But not as much as blacks did.

@class0f2017 Asians received reparations for the camps they were put in. Blacks never received reparations for slavery.

Getting into a discussion regarding reparations in like a politician willfully discussing illegal Israeli settlements. It’s a discussion that going to be mired in mud no matter how committed each party is to productive discourse.

The main problem with reparations, as I see it, isn’t determining who deserves them and how much. There are commissions that can be created to sort all of that out. It’s determining from whom the reparations are to come. Obviously, it’s taxpayer money, but you can’t take it from the general pool lest you tax immigrants whose families moved here after 1865 for it, and you can’t take it from the families of former slaves lest you open the door to doing more harm than good. That leaves a very small payer base, one that’s been singled out for taxation (in violation of the 14th Amendment, imo), that could be unduly stressed by the amounts eventually agreed upon by members of the commission. And, if you want to delve further, do we provide different amounts in reparation money to those whose ancestors lived on big vs small plantations? For those whose ancestors were lynched by the KKK? For those who suffered segregation vs unfair conviction in court? How do you prove those things in the absence of record? I mean, it’s an issue that can’t be touched because passions are high on both sides, but it’s also an issue that could never be addressed to the satisfaction of either party.
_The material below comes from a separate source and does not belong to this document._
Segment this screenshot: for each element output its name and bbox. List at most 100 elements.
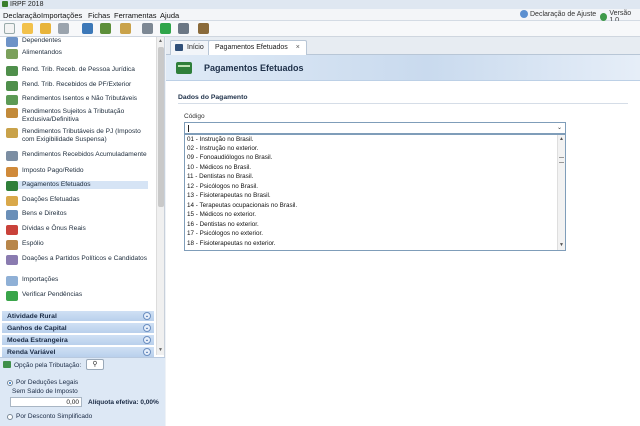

So set monetary reparations aside and look specifically at ways we can improve the lives of those living today. If we assume that institutionalised racism not only still exists but is pervasive, and we also acknowledge that kids growing up with single parents (for whatever reason) and with a family history of illiteracy, crime, drug abuse, or poverty are less likely to succeed without a leg-up, then we have to conclude - as citizens of a moral society - that some form of affirmative action is necessary. Ideally, whatever system is put in place doesn’t hurt more than it helps. Striking the balance is what’s difficult.
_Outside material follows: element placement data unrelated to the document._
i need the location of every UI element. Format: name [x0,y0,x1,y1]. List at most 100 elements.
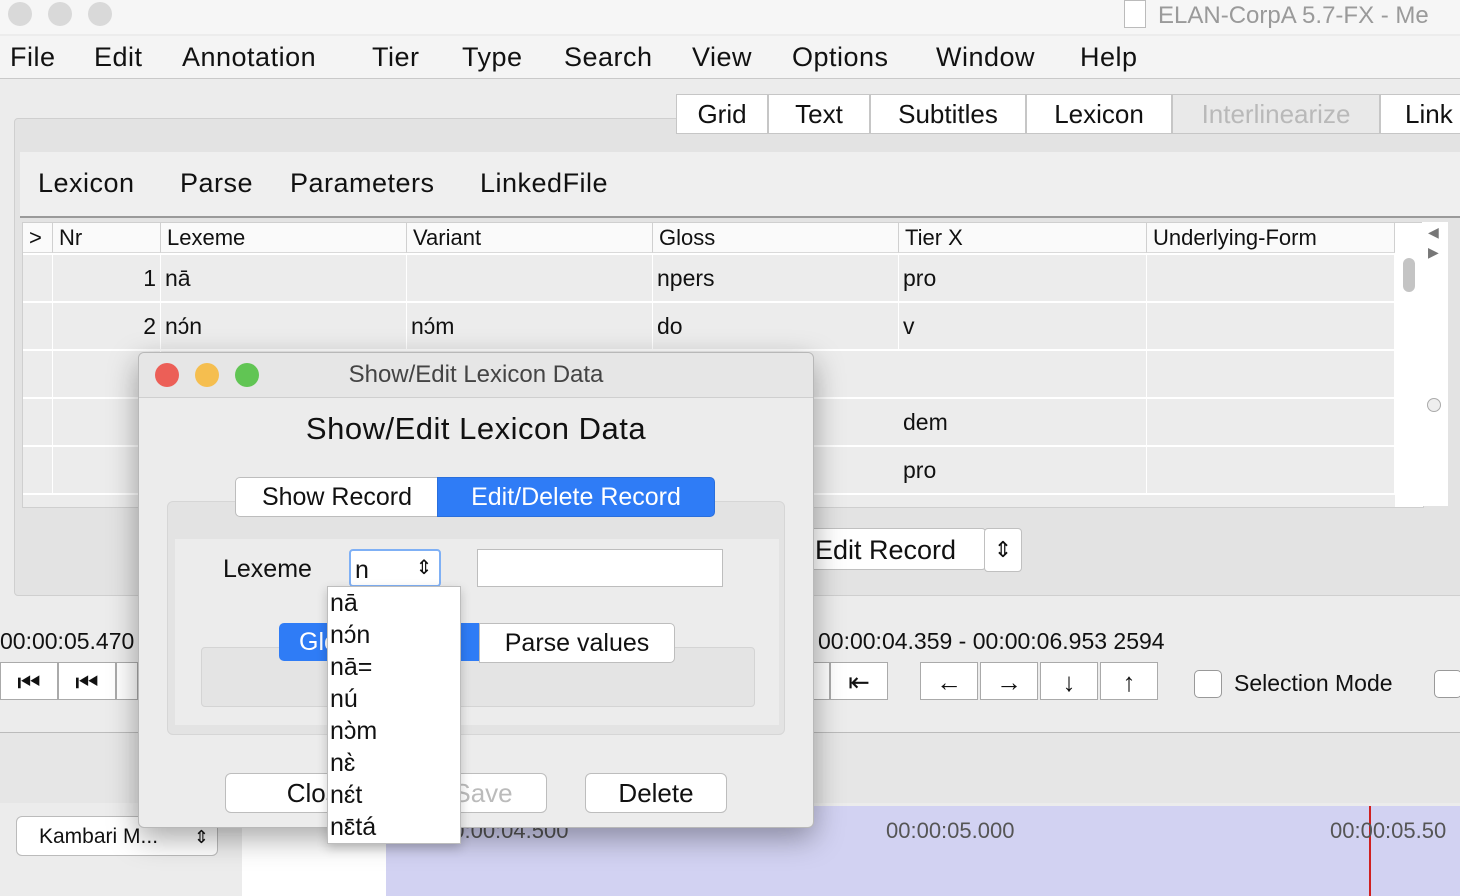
delete-button[interactable]: Delete [585,773,727,813]
cell-underlying-form [1147,447,1395,493]
tab-interlinearize: Interlinearize [1172,94,1380,134]
window-minimize-button[interactable] [48,2,72,26]
tab-text[interactable]: Text [768,94,870,134]
previous-frame-button[interactable]: ⏮ [58,662,116,700]
cell-underlying-form [1147,255,1395,301]
cell-tierx: dem [899,399,1147,445]
row-marker [23,447,53,493]
arrow-down-button[interactable]: ↓ [1040,662,1098,700]
cell-tierx [899,351,1147,397]
tab-link[interactable]: Link [1380,94,1460,134]
cell-gloss: npers [653,255,899,301]
menu-edit[interactable]: Edit [94,42,143,73]
cell-lexeme: nā [161,255,407,301]
column-header-tierx[interactable]: Tier X [899,223,1147,253]
column-header-gloss[interactable]: Gloss [653,223,899,253]
subtab-parameters[interactable]: Parameters [290,168,435,199]
menu-help[interactable]: Help [1080,42,1138,73]
row-marker [23,399,53,445]
subtab-parse[interactable]: Parse [180,168,253,199]
column-header-expand[interactable]: > [23,223,53,253]
cell-tierx: pro [899,255,1147,301]
row-marker [23,255,53,301]
chevron-updown-icon[interactable]: ⇕ [409,551,439,585]
column-header-underlying-form[interactable]: Underlying-Form [1147,223,1395,253]
column-header-nr[interactable]: Nr [53,223,161,253]
chevron-updown-icon[interactable]: ⇕ [984,528,1022,572]
dropdown-option[interactable]: nɔ̀m [330,715,377,747]
table-scrollbar-thumb[interactable] [1403,258,1415,292]
tab-subtitles[interactable]: Subtitles [870,94,1026,134]
lexeme-text-field[interactable] [477,549,723,587]
cell-lexeme: nɔ́n [161,303,407,349]
parse-values-tab[interactable]: Parse values [479,623,675,663]
dialog-heading: Show/Edit Lexicon Data [305,411,647,446]
dialog-titlebar: Show/Edit Lexicon Data [139,353,813,398]
menu-window[interactable]: Window [936,42,1035,73]
extra-checkbox[interactable] [1434,670,1460,698]
menu-type[interactable]: Type [462,42,523,73]
dropdown-option[interactable]: nɛ̄tá [330,811,376,843]
arrow-up-button[interactable]: ↑ [1100,662,1158,700]
media-time-readout: 00:00:05.470 [0,628,135,654]
cell-tierx: v [899,303,1147,349]
cell-nr: 1 [53,255,161,301]
table-side-controls: ◀ ▶ [1422,222,1448,506]
record-mode-select[interactable]: Edit Record [800,528,986,570]
scroll-right-icon[interactable]: ▶ [1428,244,1439,261]
cell-nr: 2 [53,303,161,349]
cell-variant: nɔ́m [407,303,653,349]
row-marker [23,303,53,349]
go-to-begin-button[interactable]: ⏮ [0,662,58,700]
lexeme-label: Lexeme [223,555,312,583]
scroll-left-icon[interactable]: ◀ [1428,224,1439,241]
window-title: ELAN-CorpA 5.7-FX - Me [1158,2,1429,29]
dropdown-option[interactable]: nā= [330,651,372,683]
edit-delete-record-tab[interactable]: Edit/Delete Record [437,477,715,517]
tab-lexicon[interactable]: Lexicon [1026,94,1172,134]
menu-search[interactable]: Search [564,42,653,73]
column-header-variant[interactable]: Variant [407,223,653,253]
cell-underlying-form [1147,303,1395,349]
menu-view[interactable]: View [692,42,752,73]
table-row[interactable]: 1 nā npers pro [23,255,1395,303]
dropdown-option[interactable]: nú [330,683,358,715]
subtab-linkedfile[interactable]: LinkedFile [480,168,608,199]
row-marker [23,351,53,397]
selection-begin-button[interactable] [812,662,830,700]
selection-mode-label: Selection Mode [1234,670,1393,696]
dropdown-option[interactable]: nɔ́n [330,619,370,651]
arrow-right-button[interactable]: → [980,662,1038,700]
cell-underlying-form [1147,399,1395,445]
lexicon-subtabs: Lexicon Parse Parameters LinkedFile [20,152,1460,218]
tier-select-label: Kambari M... [39,825,159,848]
menu-file[interactable]: File [10,42,56,73]
selection-end-button[interactable]: ⇤ [830,662,888,700]
menubar: File Edit Annotation Tier Type Search Vi… [0,36,1460,79]
tab-grid[interactable]: Grid [676,94,768,134]
column-header-lexeme[interactable]: Lexeme [161,223,407,253]
dropdown-option[interactable]: nā [330,587,358,619]
window-close-button[interactable] [8,2,32,26]
lexeme-dropdown-list: nā nɔ́n nā= nú nɔ̀m nɛ̀ nɛ́t nɛ̄tá [327,586,461,844]
menu-tier[interactable]: Tier [372,42,420,73]
selection-time-readout: 00:00:04.359 - 00:00:06.953 2594 [818,628,1165,654]
dropdown-option[interactable]: nɛ́t [330,779,362,811]
subtab-lexicon[interactable]: Lexicon [38,168,135,199]
cell-tierx: pro [899,447,1147,493]
play-controls-button[interactable] [116,662,138,700]
show-record-tab[interactable]: Show Record [235,477,439,517]
cell-underlying-form [1147,351,1395,397]
arrow-left-button[interactable]: ← [920,662,978,700]
cell-gloss: do [653,303,899,349]
menu-options[interactable]: Options [792,42,889,73]
window-zoom-button[interactable] [88,2,112,26]
timeline-tick-label: 00:00:05.000 [886,818,1015,843]
dropdown-option[interactable]: nɛ̀ [330,747,355,779]
document-icon [1124,0,1146,28]
menu-annotation[interactable]: Annotation [182,42,316,73]
resize-handle-icon[interactable] [1427,398,1441,412]
lexicon-data-dialog: Show/Edit Lexicon Data Show/Edit Lexicon… [138,352,814,828]
selection-mode-checkbox[interactable] [1194,670,1222,698]
table-row[interactable]: 2 nɔ́n nɔ́m do v [23,303,1395,351]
@CaliCash , The reparations you are referring to what when Americans of Japanese ancestry were unconstitutionally interned and denied their rights as American citizens. That was a specific instance of limited duration for a specific group and an egregious violation. They were only paid a token amount - $20K -for being held prisoner for 3 years during WW2 in 1988 under Reagan when many of the internees were still living. You cannot make the same argument about slavery because it was constitutional until 1865, and you have practical problems @SirPepsi refers to.
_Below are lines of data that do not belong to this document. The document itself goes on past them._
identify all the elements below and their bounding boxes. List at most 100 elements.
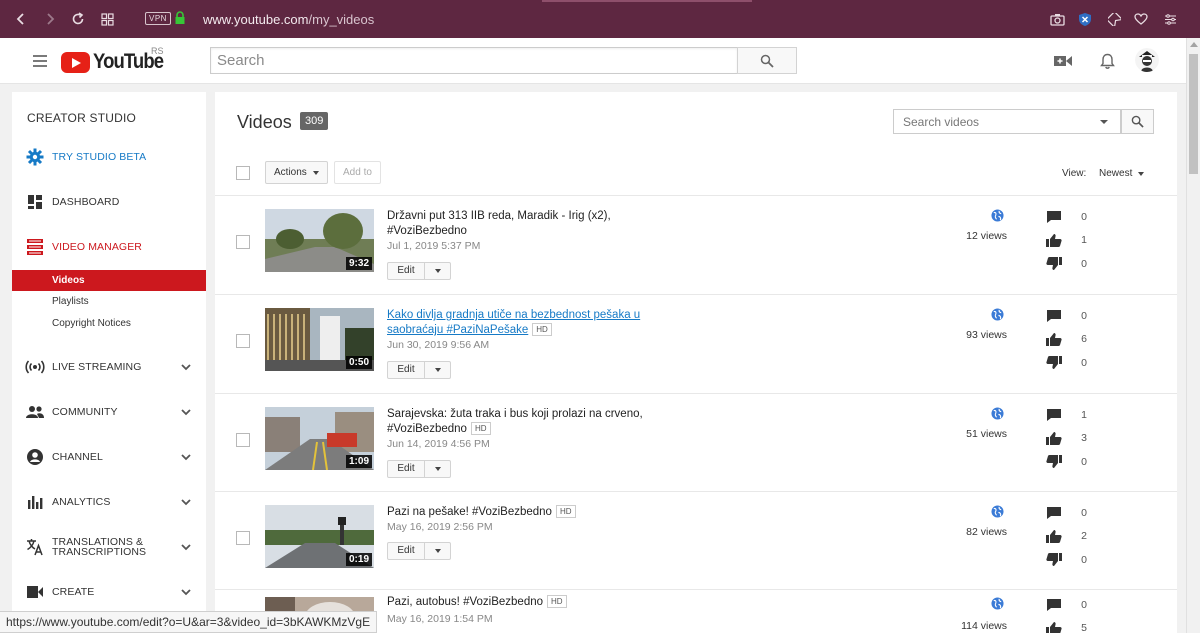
camera-icon[interactable]: [1047, 9, 1067, 29]
video-duration: 0:50: [345, 356, 372, 369]
video-manager-icon: [24, 236, 46, 258]
video-checkbox[interactable]: [236, 531, 250, 545]
country-code: RS: [151, 46, 164, 56]
settings-sliders-icon[interactable]: [1160, 9, 1180, 29]
public-globe-icon: [991, 505, 1004, 518]
youtube-header: YouTube RS Search: [0, 38, 1186, 84]
edit-label: Edit: [388, 263, 425, 279]
add-to-button[interactable]: Add to: [334, 161, 381, 184]
url-path: /my_videos: [308, 12, 375, 27]
lock-icon[interactable]: [174, 11, 186, 25]
edit-dropdown[interactable]: [425, 269, 450, 273]
video-checkbox[interactable]: [236, 235, 250, 249]
sidebar-item-create[interactable]: CREATE: [12, 581, 206, 603]
sidebar-item-video-manager[interactable]: VIDEO MANAGER: [12, 236, 206, 258]
back-icon[interactable]: [11, 9, 31, 29]
like-icon: [1046, 622, 1062, 633]
video-count-badge: 309: [300, 112, 329, 130]
sidebar-item-analytics[interactable]: ANALYTICS: [12, 491, 206, 513]
address-bar[interactable]: www.youtube.com/my_videos: [203, 12, 374, 27]
hd-badge: HD: [547, 595, 567, 608]
caret-down-icon[interactable]: [1100, 120, 1108, 124]
heart-icon[interactable]: [1131, 9, 1151, 29]
speed-dial-icon[interactable]: [97, 9, 117, 29]
edit-dropdown[interactable]: [425, 467, 450, 471]
search-videos-input[interactable]: Search videos: [893, 109, 1121, 134]
video-title[interactable]: Sarajevska: žuta traka i bus koji prolaz…: [387, 407, 657, 437]
chevron-down-icon[interactable]: [180, 586, 192, 598]
video-title-text: Pazi na pešake! #VoziBezbedno: [387, 506, 552, 518]
video-row: 1:09 Sarajevska: žuta traka i bus koji p…: [215, 393, 1177, 492]
edit-label: Edit: [388, 362, 425, 378]
sidebar-subitem-copyright-notices[interactable]: Copyright Notices: [12, 313, 206, 334]
edit-button[interactable]: Edit: [387, 262, 451, 280]
public-globe-icon: [991, 407, 1004, 420]
chevron-down-icon[interactable]: [180, 496, 192, 508]
video-title[interactable]: Pazi, autobus! #VoziBezbedno HD: [387, 595, 657, 610]
video-title-text: Sarajevska: žuta traka i bus koji prolaz…: [387, 408, 643, 435]
chevron-down-icon[interactable]: [180, 361, 192, 373]
edit-dropdown[interactable]: [425, 549, 450, 553]
like-icon: [1046, 333, 1062, 346]
scrollbar-thumb[interactable]: [1189, 54, 1198, 174]
edit-button[interactable]: Edit: [387, 361, 451, 379]
search-input[interactable]: Search: [210, 47, 738, 74]
video-views: 82 views: [966, 526, 1007, 538]
search-button[interactable]: [737, 47, 797, 74]
edit-button[interactable]: Edit: [387, 460, 451, 478]
sidebar-item-translations[interactable]: TRANSLATIONS & TRANSCRIPTIONS: [12, 536, 206, 558]
youtube-logo[interactable]: YouTube RS: [61, 46, 173, 74]
sidebar-item-label: COMMUNITY: [52, 406, 118, 418]
gear-icon: [24, 146, 46, 168]
dislike-icon: [1046, 553, 1062, 566]
search-videos-button[interactable]: [1121, 109, 1154, 134]
video-title[interactable]: Pazi na pešake! #VoziBezbedno HD: [387, 505, 657, 520]
page-scrollbar[interactable]: [1186, 38, 1200, 633]
vpn-badge[interactable]: VPN: [145, 12, 171, 25]
avatar[interactable]: [1135, 48, 1159, 72]
edit-dropdown[interactable]: [425, 368, 450, 372]
video-thumbnail[interactable]: 9:32: [265, 209, 374, 272]
video-thumbnail[interactable]: 0:19: [265, 505, 374, 568]
select-all-checkbox[interactable]: [236, 166, 250, 180]
video-date: Jun 14, 2019 4:56 PM: [387, 438, 490, 450]
status-bar-url: https://www.youtube.com/edit?o=U&ar=3&vi…: [0, 611, 378, 633]
comment-count: 0: [1081, 599, 1087, 611]
edit-button[interactable]: Edit: [387, 542, 451, 560]
video-title-text: Pazi, autobus! #VoziBezbedno: [387, 596, 544, 608]
sidebar-item-label: CHANNEL: [52, 451, 103, 463]
video-checkbox[interactable]: [236, 334, 250, 348]
dislike-count: 0: [1081, 456, 1087, 468]
browser-toolbar: VPN www.youtube.com/my_videos: [0, 0, 1200, 38]
comment-count: 0: [1081, 310, 1087, 322]
search-icon: [760, 54, 774, 68]
sidebar-item-try-studio-beta[interactable]: TRY STUDIO BETA: [12, 146, 206, 168]
search-videos-placeholder: Search videos: [903, 115, 980, 129]
actions-button[interactable]: Actions: [265, 161, 328, 184]
menu-icon[interactable]: [33, 55, 47, 67]
sidebar-item-dashboard[interactable]: DASHBOARD: [12, 191, 206, 213]
shield-icon[interactable]: [1075, 9, 1095, 29]
sidebar-item-channel[interactable]: CHANNEL: [12, 446, 206, 468]
sidebar-item-live-streaming[interactable]: LIVE STREAMING: [12, 356, 206, 378]
video-thumbnail[interactable]: 1:09: [265, 407, 374, 470]
sidebar-subitem-playlists[interactable]: Playlists: [12, 291, 206, 312]
video-title[interactable]: Državni put 313 IIB reda, Maradik - Irig…: [387, 209, 657, 239]
video-date: Jun 30, 2019 9:56 AM: [387, 339, 490, 351]
chevron-down-icon[interactable]: [180, 406, 192, 418]
sidebar-subitem-videos[interactable]: Videos: [12, 270, 206, 291]
reload-icon[interactable]: [68, 9, 88, 29]
chevron-down-icon[interactable]: [180, 451, 192, 463]
forward-icon[interactable]: [40, 9, 60, 29]
notifications-icon[interactable]: [1097, 51, 1117, 71]
sort-select[interactable]: Newest: [1099, 168, 1145, 179]
video-checkbox[interactable]: [236, 433, 250, 447]
sidebar-item-community[interactable]: COMMUNITY: [12, 401, 206, 423]
video-duration: 9:32: [345, 257, 372, 270]
sidebar-item-label: DASHBOARD: [52, 196, 120, 208]
bookmark-icon[interactable]: [1104, 9, 1124, 29]
video-thumbnail[interactable]: 0:50: [265, 308, 374, 371]
upload-video-icon[interactable]: [1053, 51, 1073, 71]
chevron-down-icon[interactable]: [180, 541, 192, 553]
video-title[interactable]: Kako divlja gradnja utiče na bezbednost …: [387, 308, 657, 338]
Discrimination against Asians was widespread in the post civil war era, as it was with blacks. There was an initial wave of Chinese immigration as labor to build the railroads, but in the following decades the US introduced quotas to favor European over Asian immigration. More recent Asian immigrants are primarily highly skilled and it mostly their children who are experiencing the negative effects of AA. Lower skilled immigrants avoid AA as first time college students.

If universities would see each applicant as an individual, and not as merely a member of a racial or ethnic group, it might be a step forward. Asian-Americans are not treated equally in college admissions at many universities. Saying that has been demonstrably true for African Americans, Jewish Americans and Catholics does not make it any more palatable today. JMHO.

At what “tier” does affirmative action start? Most average state schools and lower ranked schools in general only care about GPA+test scores. How many schools actually have “holistic admissions” where they care considerably about race?